I'm more confused than anything - How does it know the address at compile time, and how come it never changes, even on recompilation?
(OUTPUT OF objdump -d hello_world
)
./hello_world: file format elf64-x86-64
Disassembly of section .text:
0000000000401000 <_start>:
401000: b8 01 00 00 00 mov $0x1,%eax
401005: bf 00 00 00 00 mov $0x0,%edi
40100a: 48 be 00 20 40 00 00 movabs $0x402000,%rsi
401011: 00 00 00
401014: ba 0e 00 00 00 mov $0xe,%edx
401019: 0f 05 syscall
40101b: b8 3c 00 00 00 mov $0x3c,%eax
401020: bf 00 00 00 00 syscall
(as you can see, no 'Disassembly of section .data', which further confuses me)
The string is known at compile time too. It statically exists in your executable. The compiler put it at the address in the first place, so of course it knows the address!
(And in an ASLR or dylib environment this would still apply, because all addresses relative to the module would get shifted as needed and the compiler would put a relocation entry so the loader knows there is an address reference there to fix up, but they would still stay the same relative to each other.)
And this doesn't mean that every program ever existing will have unique memory locations, nor does it mean that all contents of a program have to idly sit around and use up all of your memory even if they are rarely needed, because this is virtual memory.

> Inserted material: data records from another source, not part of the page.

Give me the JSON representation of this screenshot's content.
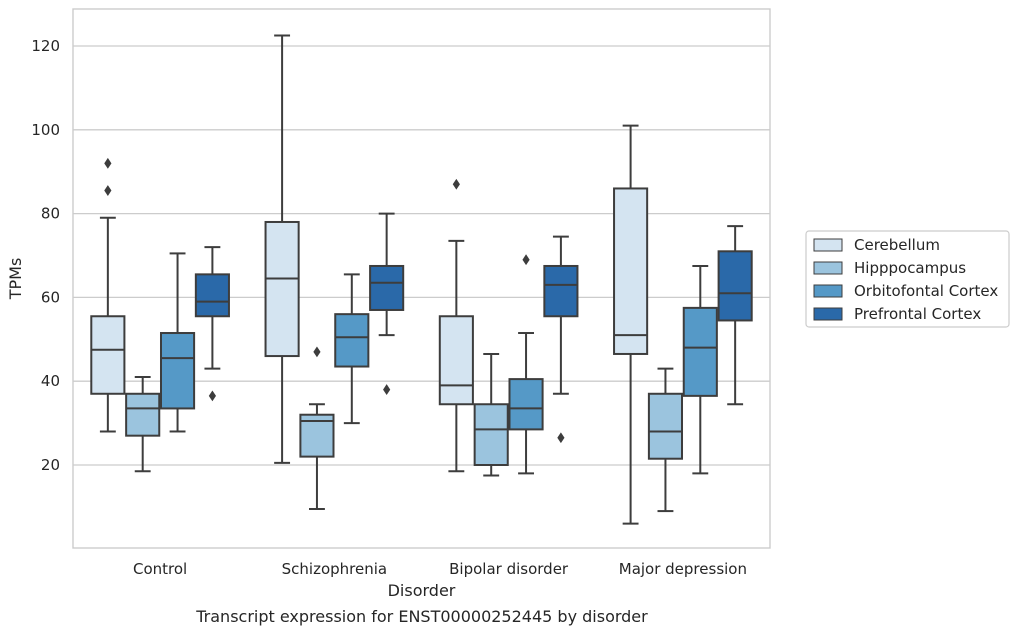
{
  "chart_data": {
    "type": "box",
    "title": "",
    "caption": "Transcript expression for ENST00000252445 by disorder",
    "xlabel": "Disorder",
    "ylabel": "TPMs",
    "ylim": [
      0,
      128
    ],
    "yticks": [
      20,
      40,
      60,
      80,
      100,
      120
    ],
    "grid": "horizontal",
    "legend_position": "right",
    "categories": [
      "Control",
      "Schizophrenia",
      "Bipolar disorder",
      "Major depression"
    ],
    "series": [
      {
        "name": "Cerebellum",
        "color": "#d4e4f1",
        "boxes": [
          {
            "whisker_low": 28,
            "q1": 37,
            "median": 47.5,
            "q3": 55.5,
            "whisker_high": 79,
            "outliers": [
              85.5,
              92
            ]
          },
          {
            "whisker_low": 20.5,
            "q1": 46,
            "median": 64.5,
            "q3": 78,
            "whisker_high": 122.5,
            "outliers": []
          },
          {
            "whisker_low": 18.5,
            "q1": 34.5,
            "median": 39,
            "q3": 55.5,
            "whisker_high": 73.5,
            "outliers": [
              87
            ]
          },
          {
            "whisker_low": 6,
            "q1": 46.5,
            "median": 51,
            "q3": 86,
            "whisker_high": 101,
            "outliers": []
          }
        ]
      },
      {
        "name": "Hipppocampus",
        "color": "#9bc4de",
        "boxes": [
          {
            "whisker_low": 18.5,
            "q1": 27,
            "median": 33.5,
            "q3": 37,
            "whisker_high": 41,
            "outliers": []
          },
          {
            "whisker_low": 9.5,
            "q1": 22,
            "median": 30.5,
            "q3": 32,
            "whisker_high": 34.5,
            "outliers": [
              47
            ]
          },
          {
            "whisker_low": 17.5,
            "q1": 20,
            "median": 28.5,
            "q3": 34.5,
            "whisker_high": 46.5,
            "outliers": []
          },
          {
            "whisker_low": 9,
            "q1": 21.5,
            "median": 28,
            "q3": 37,
            "whisker_high": 43,
            "outliers": []
          }
        ]
      },
      {
        "name": "Orbitofontal Cortex",
        "color": "#5599c7",
        "boxes": [
          {
            "whisker_low": 28,
            "q1": 33.5,
            "median": 45.5,
            "q3": 51.5,
            "whisker_high": 70.5,
            "outliers": []
          },
          {
            "whisker_low": 30,
            "q1": 43.5,
            "median": 50.5,
            "q3": 56,
            "whisker_high": 65.5,
            "outliers": []
          },
          {
            "whisker_low": 18,
            "q1": 28.5,
            "median": 33.5,
            "q3": 40.5,
            "whisker_high": 51.5,
            "outliers": [
              69
            ]
          },
          {
            "whisker_low": 18,
            "q1": 36.5,
            "median": 48,
            "q3": 57.5,
            "whisker_high": 67.5,
            "outliers": []
          }
        ]
      },
      {
        "name": "Prefrontal Cortex",
        "color": "#2a69a9",
        "boxes": [
          {
            "whisker_low": 43,
            "q1": 55.5,
            "median": 59,
            "q3": 65.5,
            "whisker_high": 72,
            "outliers": [
              36.5
            ]
          },
          {
            "whisker_low": 51,
            "q1": 57,
            "median": 63.5,
            "q3": 67.5,
            "whisker_high": 80,
            "outliers": [
              38
            ]
          },
          {
            "whisker_low": 37,
            "q1": 55.5,
            "median": 63,
            "q3": 67.5,
            "whisker_high": 74.5,
            "outliers": [
              26.5
            ]
          },
          {
            "whisker_low": 34.5,
            "q1": 54.5,
            "median": 61,
            "q3": 71,
            "whisker_high": 77,
            "outliers": []
          }
        ]
      }
    ]
  }
}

The address is only meaningful within your own process, and the memory page in question doesn't have to exist in memory physically, it can be paged in and out as needed, and it's the OS' memory manager's job to decide what to keep in physical memory at what times. Attempting to access an address belonging to a page that's not physically in memory will make it transparently get paged in by the kernel at that point in time. But with such a small program, most likely the whole program will be in memory from the start.
In user-mode code, you will generally never see physical memory addresses. This is entirely abstracted away by the kernel.